After Morgan finished her part of her milky experiment (a few times for fun), Kaden did his part. He’s a minimalist. He used the exact same ingredients and did his part ONCE. Then he went off to play because he isn’t that interested in milk. I think he was only doing this experiment to please Morgan. He would rather be playing with bugs or rocks. Funny how my scientific child (who reads encyclopedias about insects, minerals, gems and rocks regularly) was not interested in the science fair half as much as the other kid – who would rather be drawing or writing.
Kaden poured the same amount of milk in to the first cup, the same amount of vinegar in to the first cup, and then STIRRED it. His job was just to separate the curds and whey to see if an acid would break up a colloid. That was his (and my) new word for the day. Milk is a colloid: a substance that doesn’t settle because the particles are too tiny. Unlike sand that settles in water or pulp that floats in orange juice, the curds and whey naturally are so tiny that they look like one substance when mixed together.

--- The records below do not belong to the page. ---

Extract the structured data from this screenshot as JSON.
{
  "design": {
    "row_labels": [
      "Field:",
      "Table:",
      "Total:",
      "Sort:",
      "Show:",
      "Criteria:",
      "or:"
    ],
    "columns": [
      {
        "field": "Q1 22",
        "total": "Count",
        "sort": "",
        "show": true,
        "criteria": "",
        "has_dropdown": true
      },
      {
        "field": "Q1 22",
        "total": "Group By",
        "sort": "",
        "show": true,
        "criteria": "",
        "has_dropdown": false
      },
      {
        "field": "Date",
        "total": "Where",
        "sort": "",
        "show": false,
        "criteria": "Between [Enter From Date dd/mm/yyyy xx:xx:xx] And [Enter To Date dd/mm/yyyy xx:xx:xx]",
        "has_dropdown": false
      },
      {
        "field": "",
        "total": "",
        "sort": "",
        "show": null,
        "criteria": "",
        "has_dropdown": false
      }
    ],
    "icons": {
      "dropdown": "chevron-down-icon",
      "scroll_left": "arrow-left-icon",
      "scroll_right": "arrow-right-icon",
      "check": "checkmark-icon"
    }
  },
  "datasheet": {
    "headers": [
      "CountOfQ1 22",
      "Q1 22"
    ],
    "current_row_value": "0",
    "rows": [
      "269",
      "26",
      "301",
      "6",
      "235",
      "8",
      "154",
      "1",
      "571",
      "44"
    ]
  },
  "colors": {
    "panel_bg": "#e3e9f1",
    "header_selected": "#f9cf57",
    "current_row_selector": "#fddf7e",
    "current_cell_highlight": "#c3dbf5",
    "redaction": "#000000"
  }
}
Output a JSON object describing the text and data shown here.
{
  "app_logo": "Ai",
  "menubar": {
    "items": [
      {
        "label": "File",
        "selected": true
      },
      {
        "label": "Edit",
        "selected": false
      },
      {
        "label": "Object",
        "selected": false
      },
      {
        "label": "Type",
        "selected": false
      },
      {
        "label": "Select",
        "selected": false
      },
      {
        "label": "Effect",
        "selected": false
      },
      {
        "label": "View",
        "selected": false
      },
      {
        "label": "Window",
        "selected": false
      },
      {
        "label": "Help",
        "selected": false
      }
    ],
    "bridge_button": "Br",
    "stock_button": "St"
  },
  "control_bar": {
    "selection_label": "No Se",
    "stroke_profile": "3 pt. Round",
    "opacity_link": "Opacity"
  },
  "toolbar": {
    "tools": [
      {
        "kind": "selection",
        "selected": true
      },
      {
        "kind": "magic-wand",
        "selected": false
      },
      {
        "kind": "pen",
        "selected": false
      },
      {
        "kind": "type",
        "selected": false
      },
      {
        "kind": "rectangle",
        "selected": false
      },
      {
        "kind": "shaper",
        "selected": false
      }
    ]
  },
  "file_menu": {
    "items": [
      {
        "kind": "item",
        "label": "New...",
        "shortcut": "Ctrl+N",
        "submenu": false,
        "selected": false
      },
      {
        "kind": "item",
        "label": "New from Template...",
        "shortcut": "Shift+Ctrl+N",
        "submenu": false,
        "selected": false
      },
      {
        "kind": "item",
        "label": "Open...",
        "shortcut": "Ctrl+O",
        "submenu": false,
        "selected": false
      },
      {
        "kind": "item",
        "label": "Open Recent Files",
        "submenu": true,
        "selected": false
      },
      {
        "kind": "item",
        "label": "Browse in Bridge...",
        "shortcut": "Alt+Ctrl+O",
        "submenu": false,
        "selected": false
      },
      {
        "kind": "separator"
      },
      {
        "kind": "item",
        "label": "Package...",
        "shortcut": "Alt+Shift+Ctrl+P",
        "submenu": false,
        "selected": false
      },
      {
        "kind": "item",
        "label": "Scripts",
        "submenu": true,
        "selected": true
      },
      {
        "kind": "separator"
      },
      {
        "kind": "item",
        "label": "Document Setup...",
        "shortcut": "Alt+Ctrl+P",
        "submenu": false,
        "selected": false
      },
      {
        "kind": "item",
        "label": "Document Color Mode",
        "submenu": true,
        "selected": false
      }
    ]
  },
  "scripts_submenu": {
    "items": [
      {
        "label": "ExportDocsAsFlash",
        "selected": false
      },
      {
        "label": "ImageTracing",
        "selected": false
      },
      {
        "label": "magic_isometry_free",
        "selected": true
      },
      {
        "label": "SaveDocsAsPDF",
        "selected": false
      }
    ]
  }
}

Kaden made me promise not to do a breastfeeding demonstration at the science fair. I’m cool with that. We can stick to cow’s milk this time.
We see more of that yucky stuff in the bowl up there on Viking’s bibs than we want to.
I asked the children if they wanted a glass of milk after the project was complete and both of them looked at me like I was crazy. Maybe our grocery budget will be trimmed up with a few more kitchen science experiments? Naw… I’m sure that they’ll break down and grab the jug when they realize it would mean giving up Captain Crunch and Nesquick. You just can’t eat cereal without milk. Drinking chocolate milk without milk would be pretty difficult, too.
I’ll share the photos of the fair later – we have to go to it after lunch today. I’m pretty sure they will do great since most everyone in our local co-op chickened out like I was going to… so they should be one project out of only 3-5 of them in the middle school category.